Abstract: The early identification of Alzheimer’s disease and related dementias (ADRD) is hindered by the reliance on specialized tests and late-stage diagnosis. The Zero-burden Risk Assessment (ZeBRA) is an AI-driven tool that predicts the onset of ADRD up to ten years prior to diagnosis, utilizing only routine electronic health record (EHR) data without the need for laboratory tests, imaging, or questionnaires. Trained on a vast dataset of nearly 488,000 cases and over 12 million controls, ZeBRA demonstrated high accuracy with AUC values of 0.93 for 1-year predictions and 0.83 for 10-year predictions, while maintaining strong positive likelihood ratios at 95% specificity. The model’s performance was consistent across various demographic groups. In preliminary testing, higher ZeBRA scores correlated with lower cognitive assessment scores, indicating its potential for identifying cognitive impairment. ZeBRA’s scalability, cost-effectiveness, and independence from specialized testing make it a promising tool for early detection and presymptomatic trial enrichment in ADRD, addressing a critical need for accessible screening methods.

zebra_pancreatitis.pdf

Citation: Ishanu Chattopadhyay, PhD; Dmytro Onishchenko, MSc; Philip Kern, MD; Darwin Conwell, MD, MSc, FACG. AI-driven Test-Free Prediction of ICU Admission, Insulin Dependence, and Exocrine Dysfunction after Acute Pancreatitis.

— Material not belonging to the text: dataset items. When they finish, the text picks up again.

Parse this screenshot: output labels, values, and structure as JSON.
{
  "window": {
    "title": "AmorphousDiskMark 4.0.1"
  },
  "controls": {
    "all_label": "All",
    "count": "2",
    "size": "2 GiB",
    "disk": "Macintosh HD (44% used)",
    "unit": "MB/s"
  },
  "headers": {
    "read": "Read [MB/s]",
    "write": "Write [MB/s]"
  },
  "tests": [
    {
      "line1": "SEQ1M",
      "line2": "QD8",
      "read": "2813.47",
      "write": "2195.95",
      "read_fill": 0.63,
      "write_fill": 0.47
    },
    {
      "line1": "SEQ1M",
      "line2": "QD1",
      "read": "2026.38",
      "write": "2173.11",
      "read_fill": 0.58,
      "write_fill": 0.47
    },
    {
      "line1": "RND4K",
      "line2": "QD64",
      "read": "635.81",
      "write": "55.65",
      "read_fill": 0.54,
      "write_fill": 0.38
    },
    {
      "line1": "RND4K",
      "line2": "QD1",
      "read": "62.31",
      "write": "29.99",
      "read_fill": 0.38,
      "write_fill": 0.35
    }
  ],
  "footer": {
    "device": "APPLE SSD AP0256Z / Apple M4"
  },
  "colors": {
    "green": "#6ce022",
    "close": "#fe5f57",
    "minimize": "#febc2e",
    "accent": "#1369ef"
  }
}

Abstract: Acute pancreatitis (AP) presents with diverse clinical trajectories, necessitating effective prognostic tools to predict outcomes such as ICU admission and long-term complications like exocrine pancreatic dysfunction (EPD) and pancreatogenic diabetes. This study introduces an AI-driven platform that utilizes electronic health records (EHR) to predict three critical outcomes following a first AP diagnosis: (i) ICU admission within varying timeframes, (ii) incident EPD, and (iii) incident insulin dependence among previously non-diabetic patients. The models were trained on a substantial dataset comprising over 164 million individuals, demonstrating high predictive accuracy with area under the curve (AUC) values of 0.986 for same-day ICU admission and 0.913 for incident EPD. The findings highlight the potential of the Zero-Burden Risk Assessment (ZeBRA) framework to facilitate early risk stratification and targeted follow-up without the need for additional testing. By leveraging existing coded longitudinal history, this approach addresses a significant gap in pancreatitis management, offering a scalable and interpretable method for improving patient outcomes across the AP-chronic pancreatitis continuum.